Comme souvent, l'inspiration du groupe prend source dans la littérature fantastique anglo-saxonne en mettant en scène l'histoire d'un enfant aux pouvoirs obscurs qui va connaitre un destin hors du commun au fil des titres qui sont tous liés : c'est un véritable concept album dont on a affaire, avec une grande richesse d'écriture et musicale où toutes les compositions sont maîtrisées, sous l'influence évidente du Rock Progressif et avec une utilisation remarquée de l'électronique.

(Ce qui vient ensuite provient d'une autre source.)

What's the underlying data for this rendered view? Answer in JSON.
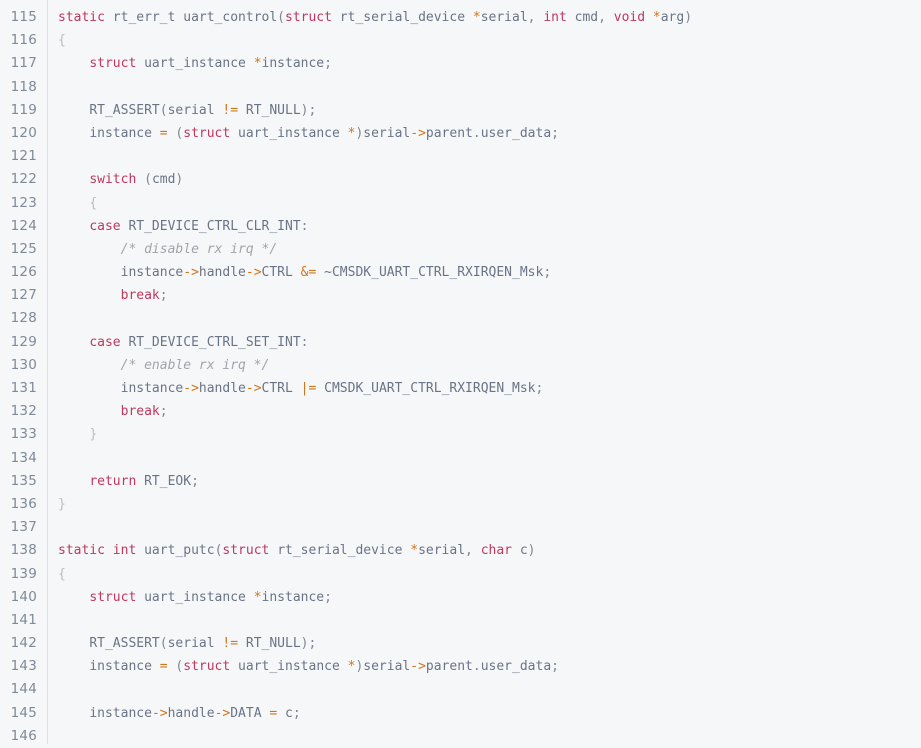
{
  "viewer": {
    "name": "source-code-viewer",
    "language": "C",
    "first_line_number": 115,
    "last_line_number": 146,
    "background_color": "#f6f7f8",
    "gutter_color": "#7f8a99",
    "divider_color": "#dcdfe3"
  },
  "palette": {
    "keyword": "#c0385e",
    "identifier": "#6a7487",
    "operator": "#d2741a",
    "punctuation": "#7e8794",
    "brace": "#b8bcc4",
    "comment": "#a0a4ab",
    "text": "#5f6773"
  },
  "line_numbers": [
    "115",
    "116",
    "117",
    "118",
    "119",
    "120",
    "121",
    "122",
    "123",
    "124",
    "125",
    "126",
    "127",
    "128",
    "129",
    "130",
    "131",
    "132",
    "133",
    "134",
    "135",
    "136",
    "137",
    "138",
    "139",
    "140",
    "141",
    "142",
    "143",
    "144",
    "145",
    "146"
  ],
  "lines": [
    {
      "number": "115",
      "text": "static rt_err_t uart_control(struct rt_serial_device *serial, int cmd, void *arg)",
      "tokens": [
        {
          "t": "static",
          "c": "kw"
        },
        {
          "t": " ",
          "c": "txt"
        },
        {
          "t": "rt_err_t",
          "c": "id"
        },
        {
          "t": " ",
          "c": "txt"
        },
        {
          "t": "uart_control",
          "c": "id"
        },
        {
          "t": "(",
          "c": "pun"
        },
        {
          "t": "struct",
          "c": "kw"
        },
        {
          "t": " ",
          "c": "txt"
        },
        {
          "t": "rt_serial_device",
          "c": "id"
        },
        {
          "t": " ",
          "c": "txt"
        },
        {
          "t": "*",
          "c": "op"
        },
        {
          "t": "serial",
          "c": "id"
        },
        {
          "t": ", ",
          "c": "pun"
        },
        {
          "t": "int",
          "c": "kw"
        },
        {
          "t": " ",
          "c": "txt"
        },
        {
          "t": "cmd",
          "c": "id"
        },
        {
          "t": ", ",
          "c": "pun"
        },
        {
          "t": "void",
          "c": "kw"
        },
        {
          "t": " ",
          "c": "txt"
        },
        {
          "t": "*",
          "c": "op"
        },
        {
          "t": "arg",
          "c": "id"
        },
        {
          "t": ")",
          "c": "pun"
        }
      ]
    },
    {
      "number": "116",
      "text": "{",
      "tokens": [
        {
          "t": "{",
          "c": "brace"
        }
      ]
    },
    {
      "number": "117",
      "text": "    struct uart_instance *instance;",
      "tokens": [
        {
          "t": "    ",
          "c": "txt"
        },
        {
          "t": "struct",
          "c": "kw"
        },
        {
          "t": " ",
          "c": "txt"
        },
        {
          "t": "uart_instance",
          "c": "id"
        },
        {
          "t": " ",
          "c": "txt"
        },
        {
          "t": "*",
          "c": "op"
        },
        {
          "t": "instance",
          "c": "id"
        },
        {
          "t": ";",
          "c": "pun"
        }
      ]
    },
    {
      "number": "118",
      "text": "",
      "tokens": []
    },
    {
      "number": "119",
      "text": "    RT_ASSERT(serial != RT_NULL);",
      "tokens": [
        {
          "t": "    ",
          "c": "txt"
        },
        {
          "t": "RT_ASSERT",
          "c": "id"
        },
        {
          "t": "(",
          "c": "pun"
        },
        {
          "t": "serial",
          "c": "id"
        },
        {
          "t": " ",
          "c": "txt"
        },
        {
          "t": "!=",
          "c": "op"
        },
        {
          "t": " ",
          "c": "txt"
        },
        {
          "t": "RT_NULL",
          "c": "id"
        },
        {
          "t": ");",
          "c": "pun"
        }
      ]
    },
    {
      "number": "120",
      "text": "    instance = (struct uart_instance *)serial->parent.user_data;",
      "tokens": [
        {
          "t": "    ",
          "c": "txt"
        },
        {
          "t": "instance",
          "c": "id"
        },
        {
          "t": " ",
          "c": "txt"
        },
        {
          "t": "=",
          "c": "op"
        },
        {
          "t": " ",
          "c": "txt"
        },
        {
          "t": "(",
          "c": "pun"
        },
        {
          "t": "struct",
          "c": "kw"
        },
        {
          "t": " ",
          "c": "txt"
        },
        {
          "t": "uart_instance",
          "c": "id"
        },
        {
          "t": " ",
          "c": "txt"
        },
        {
          "t": "*",
          "c": "op"
        },
        {
          "t": ")",
          "c": "pun"
        },
        {
          "t": "serial",
          "c": "id"
        },
        {
          "t": "->",
          "c": "op"
        },
        {
          "t": "parent",
          "c": "id"
        },
        {
          "t": ".",
          "c": "pun"
        },
        {
          "t": "user_data",
          "c": "id"
        },
        {
          "t": ";",
          "c": "pun"
        }
      ]
    },
    {
      "number": "121",
      "text": "",
      "tokens": []
    },
    {
      "number": "122",
      "text": "    switch (cmd)",
      "tokens": [
        {
          "t": "    ",
          "c": "txt"
        },
        {
          "t": "switch",
          "c": "kw"
        },
        {
          "t": " ",
          "c": "txt"
        },
        {
          "t": "(",
          "c": "pun"
        },
        {
          "t": "cmd",
          "c": "id"
        },
        {
          "t": ")",
          "c": "pun"
        }
      ]
    },
    {
      "number": "123",
      "text": "    {",
      "tokens": [
        {
          "t": "    ",
          "c": "txt"
        },
        {
          "t": "{",
          "c": "brace"
        }
      ]
    },
    {
      "number": "124",
      "text": "    case RT_DEVICE_CTRL_CLR_INT:",
      "tokens": [
        {
          "t": "    ",
          "c": "txt"
        },
        {
          "t": "case",
          "c": "kw"
        },
        {
          "t": " ",
          "c": "txt"
        },
        {
          "t": "RT_DEVICE_CTRL_CLR_INT",
          "c": "id"
        },
        {
          "t": ":",
          "c": "pun"
        }
      ]
    },
    {
      "number": "125",
      "text": "        /* disable rx irq */",
      "tokens": [
        {
          "t": "        ",
          "c": "txt"
        },
        {
          "t": "/* disable rx irq */",
          "c": "cmt"
        }
      ]
    },
    {
      "number": "126",
      "text": "        instance->handle->CTRL &= ~CMSDK_UART_CTRL_RXIRQEN_Msk;",
      "tokens": [
        {
          "t": "        ",
          "c": "txt"
        },
        {
          "t": "instance",
          "c": "id"
        },
        {
          "t": "->",
          "c": "op"
        },
        {
          "t": "handle",
          "c": "id"
        },
        {
          "t": "->",
          "c": "op"
        },
        {
          "t": "CTRL",
          "c": "id"
        },
        {
          "t": " ",
          "c": "txt"
        },
        {
          "t": "&=",
          "c": "op"
        },
        {
          "t": " ",
          "c": "txt"
        },
        {
          "t": "~CMSDK_UART_CTRL_RXIRQEN_Msk",
          "c": "id"
        },
        {
          "t": ";",
          "c": "pun"
        }
      ]
    },
    {
      "number": "127",
      "text": "        break;",
      "tokens": [
        {
          "t": "        ",
          "c": "txt"
        },
        {
          "t": "break",
          "c": "kw"
        },
        {
          "t": ";",
          "c": "pun"
        }
      ]
    },
    {
      "number": "128",
      "text": "",
      "tokens": []
    },
    {
      "number": "129",
      "text": "    case RT_DEVICE_CTRL_SET_INT:",
      "tokens": [
        {
          "t": "    ",
          "c": "txt"
        },
        {
          "t": "case",
          "c": "kw"
        },
        {
          "t": " ",
          "c": "txt"
        },
        {
          "t": "RT_DEVICE_CTRL_SET_INT",
          "c": "id"
        },
        {
          "t": ":",
          "c": "pun"
        }
      ]
    },
    {
      "number": "130",
      "text": "        /* enable rx irq */",
      "tokens": [
        {
          "t": "        ",
          "c": "txt"
        },
        {
          "t": "/* enable rx irq */",
          "c": "cmt"
        }
      ]
    },
    {
      "number": "131",
      "text": "        instance->handle->CTRL |= CMSDK_UART_CTRL_RXIRQEN_Msk;",
      "tokens": [
        {
          "t": "        ",
          "c": "txt"
        },
        {
          "t": "instance",
          "c": "id"
        },
        {
          "t": "->",
          "c": "op"
        },
        {
          "t": "handle",
          "c": "id"
        },
        {
          "t": "->",
          "c": "op"
        },
        {
          "t": "CTRL",
          "c": "id"
        },
        {
          "t": " ",
          "c": "txt"
        },
        {
          "t": "|=",
          "c": "op"
        },
        {
          "t": " ",
          "c": "txt"
        },
        {
          "t": "CMSDK_UART_CTRL_RXIRQEN_Msk",
          "c": "id"
        },
        {
          "t": ";",
          "c": "pun"
        }
      ]
    },
    {
      "number": "132",
      "text": "        break;",
      "tokens": [
        {
          "t": "        ",
          "c": "txt"
        },
        {
          "t": "break",
          "c": "kw"
        },
        {
          "t": ";",
          "c": "pun"
        }
      ]
    },
    {
      "number": "133",
      "text": "    }",
      "tokens": [
        {
          "t": "    ",
          "c": "txt"
        },
        {
          "t": "}",
          "c": "brace"
        }
      ]
    },
    {
      "number": "134",
      "text": "",
      "tokens": []
    },
    {
      "number": "135",
      "text": "    return RT_EOK;",
      "tokens": [
        {
          "t": "    ",
          "c": "txt"
        },
        {
          "t": "return",
          "c": "kw"
        },
        {
          "t": " ",
          "c": "txt"
        },
        {
          "t": "RT_EOK",
          "c": "id"
        },
        {
          "t": ";",
          "c": "pun"
        }
      ]
    },
    {
      "number": "136",
      "text": "}",
      "tokens": [
        {
          "t": "}",
          "c": "brace"
        }
      ]
    },
    {
      "number": "137",
      "text": "",
      "tokens": []
    },
    {
      "number": "138",
      "text": "static int uart_putc(struct rt_serial_device *serial, char c)",
      "tokens": [
        {
          "t": "static",
          "c": "kw"
        },
        {
          "t": " ",
          "c": "txt"
        },
        {
          "t": "int",
          "c": "kw"
        },
        {
          "t": " ",
          "c": "txt"
        },
        {
          "t": "uart_putc",
          "c": "id"
        },
        {
          "t": "(",
          "c": "pun"
        },
        {
          "t": "struct",
          "c": "kw"
        },
        {
          "t": " ",
          "c": "txt"
        },
        {
          "t": "rt_serial_device",
          "c": "id"
        },
        {
          "t": " ",
          "c": "txt"
        },
        {
          "t": "*",
          "c": "op"
        },
        {
          "t": "serial",
          "c": "id"
        },
        {
          "t": ", ",
          "c": "pun"
        },
        {
          "t": "char",
          "c": "kw"
        },
        {
          "t": " ",
          "c": "txt"
        },
        {
          "t": "c",
          "c": "id"
        },
        {
          "t": ")",
          "c": "pun"
        }
      ]
    },
    {
      "number": "139",
      "text": "{",
      "tokens": [
        {
          "t": "{",
          "c": "brace"
        }
      ]
    },
    {
      "number": "140",
      "text": "    struct uart_instance *instance;",
      "tokens": [
        {
          "t": "    ",
          "c": "txt"
        },
        {
          "t": "struct",
          "c": "kw"
        },
        {
          "t": " ",
          "c": "txt"
        },
        {
          "t": "uart_instance",
          "c": "id"
        },
        {
          "t": " ",
          "c": "txt"
        },
        {
          "t": "*",
          "c": "op"
        },
        {
          "t": "instance",
          "c": "id"
        },
        {
          "t": ";",
          "c": "pun"
        }
      ]
    },
    {
      "number": "141",
      "text": "",
      "tokens": []
    },
    {
      "number": "142",
      "text": "    RT_ASSERT(serial != RT_NULL);",
      "tokens": [
        {
          "t": "    ",
          "c": "txt"
        },
        {
          "t": "RT_ASSERT",
          "c": "id"
        },
        {
          "t": "(",
          "c": "pun"
        },
        {
          "t": "serial",
          "c": "id"
        },
        {
          "t": " ",
          "c": "txt"
        },
        {
          "t": "!=",
          "c": "op"
        },
        {
          "t": " ",
          "c": "txt"
        },
        {
          "t": "RT_NULL",
          "c": "id"
        },
        {
          "t": ");",
          "c": "pun"
        }
      ]
    },
    {
      "number": "143",
      "text": "    instance = (struct uart_instance *)serial->parent.user_data;",
      "tokens": [
        {
          "t": "    ",
          "c": "txt"
        },
        {
          "t": "instance",
          "c": "id"
        },
        {
          "t": " ",
          "c": "txt"
        },
        {
          "t": "=",
          "c": "op"
        },
        {
          "t": " ",
          "c": "txt"
        },
        {
          "t": "(",
          "c": "pun"
        },
        {
          "t": "struct",
          "c": "kw"
        },
        {
          "t": " ",
          "c": "txt"
        },
        {
          "t": "uart_instance",
          "c": "id"
        },
        {
          "t": " ",
          "c": "txt"
        },
        {
          "t": "*",
          "c": "op"
        },
        {
          "t": ")",
          "c": "pun"
        },
        {
          "t": "serial",
          "c": "id"
        },
        {
          "t": "->",
          "c": "op"
        },
        {
          "t": "parent",
          "c": "id"
        },
        {
          "t": ".",
          "c": "pun"
        },
        {
          "t": "user_data",
          "c": "id"
        },
        {
          "t": ";",
          "c": "pun"
        }
      ]
    },
    {
      "number": "144",
      "text": "",
      "tokens": []
    },
    {
      "number": "145",
      "text": "    instance->handle->DATA = c;",
      "tokens": [
        {
          "t": "    ",
          "c": "txt"
        },
        {
          "t": "instance",
          "c": "id"
        },
        {
          "t": "->",
          "c": "op"
        },
        {
          "t": "handle",
          "c": "id"
        },
        {
          "t": "->",
          "c": "op"
        },
        {
          "t": "DATA",
          "c": "id"
        },
        {
          "t": " ",
          "c": "txt"
        },
        {
          "t": "=",
          "c": "op"
        },
        {
          "t": " ",
          "c": "txt"
        },
        {
          "t": "c",
          "c": "id"
        },
        {
          "t": ";",
          "c": "pun"
        }
      ]
    },
    {
      "number": "146",
      "text": "",
      "tokens": []
    }
  ]
}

Le précédent opus "Somewhere in Time" voyait déjà l'apparition de guitares synthés, là le groupe va encore plus loin et met en avant le synthétiseur. Attention à ne pas s'y méprendre toutefois il est utilisé à dose homéopathique, façon nappes pour offrir à l'ensemble des atmosphères plus riches, comme une sorte de fond Ambiant à l'exception notable
du titre d'ouverture "Moonchild" dont l'intro très electro dans la forme rapelle un peu dans le fond "Baba O' Riley" des Who. Le titre qui donna son nom à l'album restera comme un sommet de Prog-Metal, planant à souhait . "Infinite Dreams" quand à lui est un sommet de lyrisme avec une montée en puissance remarquable. "Can I Play With Madness" sonne un peu plus "pop" mais comparé au hard FM de l'époque, c'était tout de même bien plus classieux et recherché. Un peu comme "The Evil That Men Do" véritable morceau de bravoure qui est depuis devenu un incontournable en concert.

Tout le reste est irréprochable et d'une grande homogénéité, Iron Maiden ayant atteint un sommet qui sera à la fois une bénédiction mais aussi une fatalité : Après un tel accomplissement, comment en effet enchaîner ? Doit on se remettre en question et si oui comment le faire ? Face à ces interrogations Iron Maiden ne trouva pas la réponse. Le déclin par la suite étant alors inévitable comme on a pu le constater durant la décennie 90 où le groupe perdit progressivement, en plus de son inspiration, successivement son guitariste virtuose Adrian Smith et son chanteur si charismatique, Bruce Dickinson.

Le grand retour de ces derniers en 1999 a permis à la Vierge de Fer de retrouver un bon niveau global de qualité avec peu d'amplitude suivant les albums , aucun n'ayant atteint le nirvana musical de Seventh Son mais aucun n'ayant non plus été indigne ni même moyen donc ce fut un retour gagnant autant artistiquement que commercialement, toutefois le sommet du groupe se situait dans les années 80 qui se clôturaient magistralement avec cet album.